Laminin 332 γ2 (LAMC2) enhances metastatic potential in lung adenocarcinoma

Abstract

Metastasis is the main cause of mortality in patients with non-small cell lung cancer (NSCLC), but the genetic predisposition of NSCLC to the progression of metastatic tumor remains unexplained. Using genome-wide transcriptional analysis in an experimental metastasis model, here we identified a causal gene signature, LAMC2, which cooperates with the diverse signaling pathways to enhance human NSCLC metastasis in vivo. We verified our gene discovery by qPCR and, using 3 independent microarray datasets constituting 453 samples, found a correlation between high expression of LAMC2 and high risk of recurrence or death in patients with lung adenocarcinoma, but not squamous cell carcinoma. Immunohistochemistry of stage I NSCLC (n=250) confirmed microarray data and showed localization of LAMC2 predominantly at the boundary of tumor and stroma, suggestive of potential role of LAMC2 on spread of tumor. Consistent with metastasis-enhancing function of LAMC2, ectopic expression of LAMC2 increased migration and invasion in a wide spectrum of lung adenocarcinoma cell lines whereas these metastatic abilities were ablated with shRNA-mediated knockdown of LAMC2 in both in vitro and in vivo.

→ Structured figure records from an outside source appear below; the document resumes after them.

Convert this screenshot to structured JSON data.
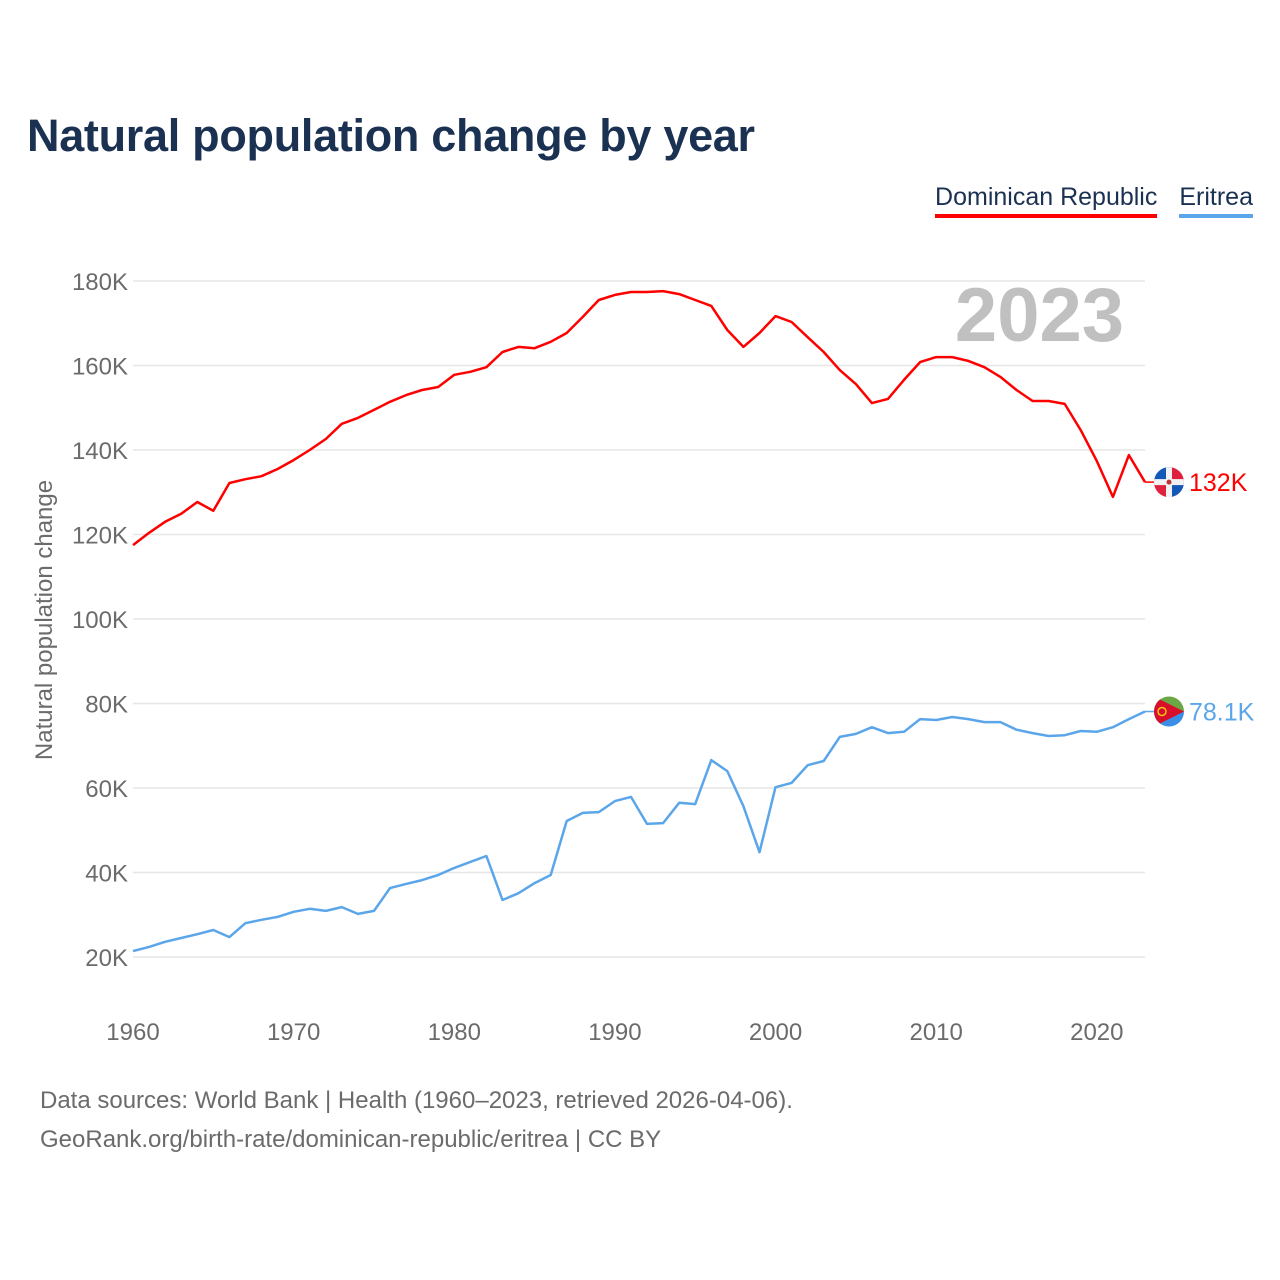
{
  "title": "Natural population change by year",
  "legend": [
    {
      "label": "Dominican Republic",
      "color": "#ff0000"
    },
    {
      "label": "Eritrea",
      "color": "#5ba6ea"
    }
  ],
  "year_watermark": "2023",
  "footer": {
    "line1": "Data sources: World Bank | Health (1960–2023, retrieved 2026-04-06).",
    "line2": "GeoRank.org/birth-rate/dominican-republic/eritrea | CC BY"
  },
  "chart_data": {
    "type": "line",
    "title": "Natural population change by year",
    "xlabel": "",
    "ylabel": "Natural population change",
    "xlim": [
      1960,
      2023
    ],
    "ylim": [
      10000,
      185000
    ],
    "x_ticks": [
      1960,
      1970,
      1980,
      1990,
      2000,
      2010,
      2020
    ],
    "y_ticks": [
      20000,
      40000,
      60000,
      80000,
      100000,
      120000,
      140000,
      160000,
      180000
    ],
    "y_tick_labels": [
      "20K",
      "40K",
      "60K",
      "80K",
      "100K",
      "120K",
      "140K",
      "160K",
      "180K"
    ],
    "grid": true,
    "legend_position": "top-right",
    "x_start": 1960,
    "series": [
      {
        "name": "Dominican Republic",
        "color": "#ff0000",
        "end_label": "132K",
        "flag": "dominican-republic-flag",
        "values": [
          117.5,
          120.4,
          123,
          124.9,
          127.7,
          125.6,
          132.2,
          133.1,
          133.8,
          135.5,
          137.6,
          140,
          142.6,
          146.2,
          147.6,
          149.5,
          151.4,
          153,
          154.2,
          154.9,
          157.8,
          158.5,
          159.6,
          163.2,
          164.4,
          164.1,
          165.6,
          167.7,
          171.5,
          175.5,
          176.7,
          177.4,
          177.4,
          177.6,
          176.9,
          175.5,
          174.1,
          168.4,
          164.4,
          167.7,
          171.7,
          170.3,
          166.7,
          163.2,
          158.9,
          155.6,
          151.1,
          152.1,
          156.6,
          160.8,
          162,
          162,
          161.1,
          159.6,
          157.3,
          154.2,
          151.6,
          151.6,
          150.9,
          144.7,
          137.4,
          128.9,
          138.8,
          132.4
        ]
      },
      {
        "name": "Eritrea",
        "color": "#5ba6ea",
        "end_label": "78.1K",
        "flag": "eritrea-flag",
        "values": [
          21.4,
          22.4,
          23.6,
          24.5,
          25.4,
          26.4,
          24.7,
          28,
          28.8,
          29.5,
          30.7,
          31.4,
          30.9,
          31.8,
          30.2,
          30.9,
          36.3,
          37.3,
          38.2,
          39.4,
          41.1,
          42.5,
          43.9,
          33.5,
          35.1,
          37.5,
          39.4,
          52.2,
          54.1,
          54.3,
          56.9,
          57.9,
          51.5,
          51.7,
          56.5,
          56.2,
          66.6,
          64,
          55.7,
          44.8,
          60.2,
          61.2,
          65.4,
          66.4,
          72.1,
          72.8,
          74.4,
          73,
          73.3,
          76.3,
          76.1,
          76.8,
          76.3,
          75.6,
          75.6,
          73.8,
          73,
          72.3,
          72.5,
          73.5,
          73.3,
          74.4,
          76.3,
          78.1
        ]
      }
    ],
    "value_unit": "thousands"
  }
}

Unexpectedly, we found that ectopic expression or suppression of LAMC2 affected epithelial-mesenchymal transition (EMT) programming, involving ZEB1 and/or SNAIL. LAMC2-mediated migration and invasion occurred in the setting of activated EMT pathway. We conclude that LAMC2 enhances metastatic potential in lung ADC in the context of EMT and suggests thereby that LAMC2 could be a potential prognostic marker and therapeutic target of lung adenocarcinoma metastasis.